Optimizer statistics are a collection of data that describe more details about the database and the objects in the database.These statistics are used by the query optimizer to choose the best excution plan for each SQL statement.Optimizer statistics include following:

*Table statistics

-Number of rows

-Number of blocks

-Average row length

*Column statistics

-Number of distinct values(NDV)in column

-Number of nulls in column

-Data distribution(histogram)資料分布直方圖

-Extended statistics

*Index statistics

-Number of leaf blocks

-Levels

-Clustering factor

*System statistics(相對其他比較容易變化)

-I/O performance and utilization

-CPU performance and utilization

When statistics are updated for a database object,Oracle invalidates(使無效) any currently parsed(已解析) SQL statements that access the object.The next time such a statement executes,the statement is re-parsed and the optimizer automatically chooses a new execution plan based on the new statistics.Distributed statements accessing objects with new statistics on remote database are not invalidated.The new statistics take effect the next time the SQL statement is parsed.

Managing Statistics

Use the dbms_stats package:

gather_table_stats收集某個表的統計資訊

gather_index_stats

gather_schema_stats

gather_database_stats

gather_stale_stats收集不新鮮的統計資訊

實驗一:收集表的統計資訊

1.建立一個表t,插入幾條記錄

2.desc dba_tables

3.select num_rows,blocks from dba_tables owner='HR' and tablename='T';發現沒有顯示統計資訊,因為剛建立完這個表,還沒收集統計資訊。

4.exec dbms_stats.gather_table_stats('HR','T');收集統計資訊

5.再執行第三步,就有統計資訊放在dba_tables這個資料字典裡了。

When to Gather Statistics

When gathering statistics manually,you not only need to determine how to gather statistics,but also when and how often to gather new statistics.

手動收集資訊,需要自己決定何時收集,怎麼收集等資訊。

For an appliation in which tables are being incrementally modified,you may only need to gather new statistics every week or every month.The simplest way to gather statistics in these enviroment is to use a script or job scheduling tool to regularly run the GATHER_SCHEMA_STATS and GATHER_DATABASE_STATS procedures.The frequency of collection intervals should balance the task of providing accurate statistics for the optimizer against the processing overhead incurred by the statistics collection process.
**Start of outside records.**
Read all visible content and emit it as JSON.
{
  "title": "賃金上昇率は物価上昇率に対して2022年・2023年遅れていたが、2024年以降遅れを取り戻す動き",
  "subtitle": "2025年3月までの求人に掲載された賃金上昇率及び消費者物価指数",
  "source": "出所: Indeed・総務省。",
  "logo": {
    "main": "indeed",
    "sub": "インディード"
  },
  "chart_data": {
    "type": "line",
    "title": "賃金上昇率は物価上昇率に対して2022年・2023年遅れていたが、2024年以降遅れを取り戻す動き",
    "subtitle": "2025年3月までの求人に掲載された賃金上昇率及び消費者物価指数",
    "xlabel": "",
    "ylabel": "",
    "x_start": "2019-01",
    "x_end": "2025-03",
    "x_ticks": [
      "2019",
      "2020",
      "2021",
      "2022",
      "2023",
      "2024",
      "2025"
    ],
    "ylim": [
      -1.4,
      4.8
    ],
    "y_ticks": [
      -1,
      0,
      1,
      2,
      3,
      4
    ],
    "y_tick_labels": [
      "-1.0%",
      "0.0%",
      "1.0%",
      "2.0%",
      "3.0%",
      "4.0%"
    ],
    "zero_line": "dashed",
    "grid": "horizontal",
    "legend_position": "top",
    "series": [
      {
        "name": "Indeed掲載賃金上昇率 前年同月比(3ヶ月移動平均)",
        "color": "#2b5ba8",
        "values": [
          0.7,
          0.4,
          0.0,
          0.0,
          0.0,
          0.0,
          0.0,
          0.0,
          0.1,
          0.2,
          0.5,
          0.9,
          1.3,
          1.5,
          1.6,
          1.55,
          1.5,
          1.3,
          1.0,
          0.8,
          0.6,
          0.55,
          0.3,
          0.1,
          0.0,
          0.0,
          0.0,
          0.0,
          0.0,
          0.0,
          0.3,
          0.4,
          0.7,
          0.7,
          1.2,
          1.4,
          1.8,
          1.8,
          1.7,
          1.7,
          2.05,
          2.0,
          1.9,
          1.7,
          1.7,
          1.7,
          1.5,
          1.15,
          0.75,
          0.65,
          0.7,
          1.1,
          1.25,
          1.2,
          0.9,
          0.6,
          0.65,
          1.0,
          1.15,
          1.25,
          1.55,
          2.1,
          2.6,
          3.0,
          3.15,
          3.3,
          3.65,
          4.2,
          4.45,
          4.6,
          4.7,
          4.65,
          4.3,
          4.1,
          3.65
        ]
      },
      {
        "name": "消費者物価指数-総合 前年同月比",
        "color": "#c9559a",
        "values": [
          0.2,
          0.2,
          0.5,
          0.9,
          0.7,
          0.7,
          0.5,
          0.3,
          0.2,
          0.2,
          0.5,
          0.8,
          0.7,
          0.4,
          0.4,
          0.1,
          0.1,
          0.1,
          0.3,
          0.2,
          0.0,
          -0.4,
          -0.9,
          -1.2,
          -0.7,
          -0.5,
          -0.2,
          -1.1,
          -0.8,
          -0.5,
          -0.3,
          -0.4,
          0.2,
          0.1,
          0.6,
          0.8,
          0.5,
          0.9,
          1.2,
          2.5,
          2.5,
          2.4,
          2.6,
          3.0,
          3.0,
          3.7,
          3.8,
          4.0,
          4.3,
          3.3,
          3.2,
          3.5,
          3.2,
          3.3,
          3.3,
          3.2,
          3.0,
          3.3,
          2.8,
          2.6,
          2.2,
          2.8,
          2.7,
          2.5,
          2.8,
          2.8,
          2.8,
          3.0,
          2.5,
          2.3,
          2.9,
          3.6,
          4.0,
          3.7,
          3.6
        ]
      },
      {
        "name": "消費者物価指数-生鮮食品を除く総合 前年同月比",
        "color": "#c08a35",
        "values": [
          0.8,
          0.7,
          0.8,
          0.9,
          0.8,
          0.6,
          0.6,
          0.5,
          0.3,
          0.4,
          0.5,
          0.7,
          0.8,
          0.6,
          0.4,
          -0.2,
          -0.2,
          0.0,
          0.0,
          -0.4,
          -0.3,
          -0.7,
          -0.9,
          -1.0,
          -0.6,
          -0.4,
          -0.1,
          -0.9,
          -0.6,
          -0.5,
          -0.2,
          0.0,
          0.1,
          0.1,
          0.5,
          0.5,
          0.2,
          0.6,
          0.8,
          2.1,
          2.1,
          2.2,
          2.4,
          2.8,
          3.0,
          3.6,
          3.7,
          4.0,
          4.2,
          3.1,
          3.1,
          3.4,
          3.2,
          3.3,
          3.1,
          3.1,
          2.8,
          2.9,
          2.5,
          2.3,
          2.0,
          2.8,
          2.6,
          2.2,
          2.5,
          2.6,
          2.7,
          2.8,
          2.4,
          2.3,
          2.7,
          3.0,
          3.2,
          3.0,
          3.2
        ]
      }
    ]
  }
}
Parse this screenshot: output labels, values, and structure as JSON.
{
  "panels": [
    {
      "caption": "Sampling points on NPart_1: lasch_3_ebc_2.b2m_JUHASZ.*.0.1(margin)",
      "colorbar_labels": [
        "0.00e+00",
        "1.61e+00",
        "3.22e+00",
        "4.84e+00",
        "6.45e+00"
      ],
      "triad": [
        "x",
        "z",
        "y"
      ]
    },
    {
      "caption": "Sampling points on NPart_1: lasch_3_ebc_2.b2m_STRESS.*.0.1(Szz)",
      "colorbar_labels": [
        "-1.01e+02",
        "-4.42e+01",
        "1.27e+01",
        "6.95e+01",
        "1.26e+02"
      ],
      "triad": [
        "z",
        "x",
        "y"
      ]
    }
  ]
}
對于增量的修改,例如對一個幾萬行的資料,有幾十行的增加,你隻需要定期用一個腳本或者過程收集新的統計資訊,太頻繁執行雖然會帶來最新的統計資訊,但是也會有一定的額外負載,需要權衡這個收集的頻率。

For tables which are being substantially modified in batch operations,such as with bulk loads,statistics should be gathered on those tables as part of the batch operation.The DBMS_STATS procedure should be called as soon as the load operation completes.

對于大規模的資料修改,例如批量導入,那在每次這種大批量操作後都應該收集一次統計資訊。

For partitioned tables,there are often cases in which only a single partition is modified.In those cases,statistics can be gathered only on those partitions rather than gathering statistics for the entire table.Howerver,gathering global statistics for the partitioned table may still be necessary.

對于分區表,有時候隻需要收集改動了的那個分區的統計資訊,而不用所有分區都去收集。有時候表的全局的統計資訊也是很重要的。